Reproducibility notes

  • The swarm dynamics are deterministic except for bounded analytic pseudo-noise terms generated from fixed trigonometric expressions.
  • Identical settings reproduce the same metrics and figures except for the timestamped folder name.
  • The output root is local to this crate by default, which keeps the crate self-contained.
  • The notebook rebuilds the crate and reruns the benchmark suite from scratch every time.

With the current calibration, the representative benchmark is designed to show:

  • a clear scalar lead-time win over raw lambda_2 thresholding in communication_loss,
  • a clear multi-mode lead-time win over the best baseline in gradual_edge_degradation,
  • stronger adversarial diagnosis from multi-mode plus trust than from scalar-only monitoring,
  • explicit positive DSFB advantage margins in the hero rows where structural diagnosis matters,
  • measurable trust suppression delay in adversarial and communication-loss cases,
  • non-empty baseline and benchmark comparison tables rather than placeholder zeros.

Colab notebook

The notebook at notebooks/dsfb_swarm_colab.ipynb is designed to:

  • bootstrap Rust in Colab if needed,
  • locate or clone the repository,
  • build dsfb-swarm from source,
  • run the benchmark suite from scratch,
  • locate the newest timestamped output directory,
  • load CSV/JSON artifacts,
  • display the hero figures, adversarial timing view, and supporting tables inline,
  • display the hero benchmark rows inline,
  • assemble a notebook-side PDF report of the Colab results,
  • copy the notebook itself into the run’s report folder,
  • write a JSON manifest for notebook-produced artifacts,
  • create a zip archive containing the full artifact bundle,
  • surface direct download links for the PDF, zip archive, and manifest at the end of the run.

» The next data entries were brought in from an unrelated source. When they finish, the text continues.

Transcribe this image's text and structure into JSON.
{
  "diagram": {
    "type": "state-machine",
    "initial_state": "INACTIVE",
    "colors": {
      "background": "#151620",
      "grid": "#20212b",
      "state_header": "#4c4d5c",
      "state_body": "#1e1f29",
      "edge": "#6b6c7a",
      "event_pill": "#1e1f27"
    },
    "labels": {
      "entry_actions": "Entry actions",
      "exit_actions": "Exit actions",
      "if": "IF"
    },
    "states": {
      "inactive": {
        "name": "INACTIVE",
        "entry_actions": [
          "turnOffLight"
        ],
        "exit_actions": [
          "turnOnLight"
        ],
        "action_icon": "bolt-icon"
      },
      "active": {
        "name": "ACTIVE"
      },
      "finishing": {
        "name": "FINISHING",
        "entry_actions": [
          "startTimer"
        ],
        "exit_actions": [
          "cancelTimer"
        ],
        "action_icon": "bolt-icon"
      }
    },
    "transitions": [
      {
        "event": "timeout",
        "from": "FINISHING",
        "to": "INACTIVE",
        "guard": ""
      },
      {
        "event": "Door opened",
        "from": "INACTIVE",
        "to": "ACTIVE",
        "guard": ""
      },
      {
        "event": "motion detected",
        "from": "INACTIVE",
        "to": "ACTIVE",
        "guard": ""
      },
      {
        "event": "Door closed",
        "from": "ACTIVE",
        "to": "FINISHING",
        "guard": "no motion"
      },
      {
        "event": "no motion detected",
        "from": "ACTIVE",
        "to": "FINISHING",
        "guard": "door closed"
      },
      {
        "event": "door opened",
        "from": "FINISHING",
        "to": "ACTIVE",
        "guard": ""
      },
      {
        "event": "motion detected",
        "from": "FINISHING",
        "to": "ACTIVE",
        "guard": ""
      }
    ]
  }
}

When the notebook completes, the run’s report/ directory contains these Colab-specific outputs in addition to the Rust-generated report:

  • dsfb_swarm_colab_report.pdf
  • dsfb_swarm_artifacts.zip
  • colab_artifact_manifest.json
  • dsfb_swarm_colab.ipynb

The Colab badge and notebook bootstrap default to https://github.com/infinityabundance/dsfb.git. You can still override that at runtime with DSFB_REPO_URL, DSFB_REPO_REF, or DSFB_REPO_ROOT.

Limitations

  • The simulator is intentionally stylized rather than domain-specific.
  • Trust is driven by deterministic residual and disagreement logic, not by a learned model.
  • The PDF written by the Rust crate is a compact summary report; the notebook can regenerate a richer PDF bundle using the figure outputs.
  • The benchmark suite is designed for demonstrative reproducibility, not for maximum numerical efficiency.
  • Some scenario-level claims remain scenario-dependent: for example, adversarial runs often show earlier multi-mode detection without a clean lambda_2-based visible-failure threshold.

Future extensions

  • richer swarm kinematics and heading dynamics,
  • explicit predictor correction loops per mode,
  • stronger mode-shape alignment under clustered eigenvalues,
  • more detailed graph-theoretic certificates,
  • alternative trust policies and adversary models,
  • tighter report/PDF integration with embedded figures.